Pai Abel Branco 2009

Pai Abel 2009
Castas: Bical e Maria Gomes
Produtor: Quinta das Bágeiras
Álcool: 14,5%

Sou fã dos vinhos da Quinta das Bágeiras há bastante tempo, desde os colheitas aos fantásticos garrafeiras.
São vinhos sérios, sóbrios, feitos para acompanhar comida, e normalmente com excelente potencial de envelhecimento.
A partir de 2009, surgiu a referência Pai Abel, numa homenagem de Mário Sérgio ao seu pai.
O primeiro a ser lançado foi o branco, com uma produção mínima (1380 garrafas).
Vinho com uvas seleccionadas de um lote de vinhas com aproximadamente vinte anos, fermentado em barricas usadas de 225L de carvalho francês, importadas da Borgonha.

Este é um vinho que nos faz esquecer notas de provas, apetecendo apenas dizer que o vinho está fabuloso.
Grande estrutura, foco na mineralidade e acidez. Final longuíssimo, será um vinho para guardar ainda por mais alguns anos, mas com 5 anos de idade dá já um grande prazer neste momento.
Vinhos brancos destes são a prova que a Bairrada tem um potencial imenso para fazer grandes vinhos, que saibam envelhecer, não só nos tintos, mas também nos brancos.

Carlos Amaro

terça-feira, 30 de julho de 2013

Caves São João Lote Especial 2010

Castas: Baga, Touriga Nacional, Syrah e Cabernet Sauvignon
Álcool: 14%

Novo lançamento das Caves São João, uma das casas mais tradicionais e antigas de vinho da Bairrada.
Depois de um período mais apagado nos finais da década de 90 e inicio dos anos 2000, as Caves São João têm mostrado nos ultimos anos uma excelente vitalidade, e têm vindo a trilhar o seu caminho de recuperação do prestigio que teve com marcas clássicas como o Frei João ou o Dão Porta dos Cavaleiros.
Este vinho é mais uma prova desta vitalidade, um lançamento novo, de um vinho de estilo mais moderno e que me parece ter pernas para andar.

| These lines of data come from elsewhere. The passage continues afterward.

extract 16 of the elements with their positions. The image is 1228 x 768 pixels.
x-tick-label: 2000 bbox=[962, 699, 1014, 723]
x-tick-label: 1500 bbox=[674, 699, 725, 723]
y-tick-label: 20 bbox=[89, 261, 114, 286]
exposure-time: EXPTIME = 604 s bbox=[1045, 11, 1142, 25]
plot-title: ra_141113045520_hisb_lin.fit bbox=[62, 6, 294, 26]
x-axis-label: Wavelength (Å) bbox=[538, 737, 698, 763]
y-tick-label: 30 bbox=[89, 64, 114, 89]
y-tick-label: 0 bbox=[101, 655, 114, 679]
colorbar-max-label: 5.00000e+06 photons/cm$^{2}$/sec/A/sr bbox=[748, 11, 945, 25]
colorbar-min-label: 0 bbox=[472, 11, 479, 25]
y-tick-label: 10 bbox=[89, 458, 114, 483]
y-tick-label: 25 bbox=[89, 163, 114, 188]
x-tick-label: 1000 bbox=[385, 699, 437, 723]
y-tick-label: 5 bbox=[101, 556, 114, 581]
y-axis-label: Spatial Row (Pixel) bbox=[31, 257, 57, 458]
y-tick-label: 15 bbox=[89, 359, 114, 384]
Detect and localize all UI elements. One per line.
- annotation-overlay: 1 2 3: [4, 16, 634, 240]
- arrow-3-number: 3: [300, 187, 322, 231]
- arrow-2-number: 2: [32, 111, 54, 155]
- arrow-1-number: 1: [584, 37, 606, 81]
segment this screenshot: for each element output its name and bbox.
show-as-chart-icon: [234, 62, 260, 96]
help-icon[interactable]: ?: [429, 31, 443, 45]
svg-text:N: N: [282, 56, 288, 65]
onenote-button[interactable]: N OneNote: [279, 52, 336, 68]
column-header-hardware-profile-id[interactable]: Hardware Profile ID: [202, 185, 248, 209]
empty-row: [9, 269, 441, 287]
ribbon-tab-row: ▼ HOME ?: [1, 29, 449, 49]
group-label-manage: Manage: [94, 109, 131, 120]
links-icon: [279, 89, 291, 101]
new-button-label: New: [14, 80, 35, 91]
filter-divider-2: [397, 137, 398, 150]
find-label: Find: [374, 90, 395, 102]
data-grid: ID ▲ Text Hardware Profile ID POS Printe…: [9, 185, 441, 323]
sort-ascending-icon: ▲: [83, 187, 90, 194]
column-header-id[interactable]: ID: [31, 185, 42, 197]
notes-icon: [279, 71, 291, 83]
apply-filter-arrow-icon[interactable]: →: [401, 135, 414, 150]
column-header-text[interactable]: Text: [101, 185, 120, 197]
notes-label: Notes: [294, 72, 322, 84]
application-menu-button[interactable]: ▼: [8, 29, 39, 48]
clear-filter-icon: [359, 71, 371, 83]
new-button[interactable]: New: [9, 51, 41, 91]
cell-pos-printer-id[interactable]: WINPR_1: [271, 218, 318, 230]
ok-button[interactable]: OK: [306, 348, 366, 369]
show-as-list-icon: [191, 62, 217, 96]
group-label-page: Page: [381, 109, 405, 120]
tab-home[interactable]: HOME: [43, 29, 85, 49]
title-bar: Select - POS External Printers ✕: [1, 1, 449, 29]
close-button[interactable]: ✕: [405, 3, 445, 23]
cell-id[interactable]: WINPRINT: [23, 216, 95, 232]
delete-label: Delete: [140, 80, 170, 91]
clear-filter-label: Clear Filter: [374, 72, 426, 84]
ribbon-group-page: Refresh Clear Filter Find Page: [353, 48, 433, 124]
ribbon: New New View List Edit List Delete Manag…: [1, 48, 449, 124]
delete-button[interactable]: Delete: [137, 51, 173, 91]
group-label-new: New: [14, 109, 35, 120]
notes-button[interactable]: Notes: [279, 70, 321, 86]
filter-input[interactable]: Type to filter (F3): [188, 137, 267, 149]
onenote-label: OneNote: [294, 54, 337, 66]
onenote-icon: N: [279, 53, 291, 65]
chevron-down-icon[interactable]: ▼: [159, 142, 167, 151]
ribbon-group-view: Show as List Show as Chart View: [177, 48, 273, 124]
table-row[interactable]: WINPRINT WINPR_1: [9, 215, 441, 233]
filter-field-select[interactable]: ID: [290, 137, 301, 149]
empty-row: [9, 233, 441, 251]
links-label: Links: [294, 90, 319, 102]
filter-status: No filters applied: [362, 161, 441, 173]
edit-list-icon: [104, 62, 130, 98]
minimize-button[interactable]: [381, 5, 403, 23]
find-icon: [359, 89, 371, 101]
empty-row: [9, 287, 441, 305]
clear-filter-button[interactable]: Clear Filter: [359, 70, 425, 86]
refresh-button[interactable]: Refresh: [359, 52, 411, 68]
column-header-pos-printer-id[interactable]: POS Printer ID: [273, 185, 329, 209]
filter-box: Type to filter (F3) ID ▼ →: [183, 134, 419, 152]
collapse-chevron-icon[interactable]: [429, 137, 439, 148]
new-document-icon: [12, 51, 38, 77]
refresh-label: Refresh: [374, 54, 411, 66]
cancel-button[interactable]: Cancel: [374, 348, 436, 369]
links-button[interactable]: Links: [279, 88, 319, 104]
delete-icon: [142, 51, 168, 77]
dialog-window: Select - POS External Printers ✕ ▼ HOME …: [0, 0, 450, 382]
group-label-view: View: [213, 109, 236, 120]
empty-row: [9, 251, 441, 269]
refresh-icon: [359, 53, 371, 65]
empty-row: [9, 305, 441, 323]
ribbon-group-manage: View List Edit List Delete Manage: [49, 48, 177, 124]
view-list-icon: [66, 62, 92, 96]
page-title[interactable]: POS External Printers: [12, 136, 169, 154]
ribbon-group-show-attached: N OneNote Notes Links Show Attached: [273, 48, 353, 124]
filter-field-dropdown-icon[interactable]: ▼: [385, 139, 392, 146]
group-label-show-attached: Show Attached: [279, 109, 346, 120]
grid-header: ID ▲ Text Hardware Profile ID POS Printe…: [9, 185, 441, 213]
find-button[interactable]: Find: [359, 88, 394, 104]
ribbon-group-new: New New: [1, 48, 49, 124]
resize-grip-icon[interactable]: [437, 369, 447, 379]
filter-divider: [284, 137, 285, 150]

Este Lote Especial é um vinho que junta castas internacionais e Touriga Nacional à casta mais tradicional da Bairrada, a Baga.
Bonita cor ruby, com rebordos violeta.
No nariz, começa por mostrar-se fechado, mas depois de algum tempo no copo, surgem aromas de frutos do bosque, amoras, especiarias, ameixa, tosta de barrica e algum chocolate negro. Belo nariz, com boa complexidade.
Na boca tem boa estrutura e volume, mostra fruta madura, alguma tosta, taninos firmes mas polidos, com final longo e fresco.
É um Bairrada moderno, onde a estrutura e garra da Baga está bem domesticada, em conjunto com as outras castas.
Um vinho que está muito bom agora, mas que aposto que pode ainda melhorar com mais um ou dois anos em garrafa.
Muito boa aposta, com um preço óptimo para a qualidade apresentada.
Nota: 16,5
Preço: 7,5€

Carlos Amaro

sexta-feira, 19 de fevereiro de 2010

Bairrada - Quinta das Bageiras


Foi na Quinta das Bageiras que fizemos esta prova de vinhos tintos da Bairrada, que já estava prometida há muito tempo.
Éramos quinze participantes, e fomos muito bem recebidos pelo sr. Mário Sérgio que nos concedeu uma visita à adega enquanto falava sem parar, explicando tudo ao pormenor, desde as técnicas para fazer aguardente com baixo teor de metanol, aos métodos usados nos seus espumantes brutos naturais, tudo de excelente qualidade comprovada por nós. Foi um prazer aprender tanta coisa de quem sabe. O sr. Bernardo também foi impecável, guardou as nossas garrafas que mais tarde foi servindo irmamente por todos, incluindo os anfitriões.
Após a visita à adega fomos para uma mesa junto do alambique, onde nos esperavam umas entradas caseiras para acompanhar a nossa prova.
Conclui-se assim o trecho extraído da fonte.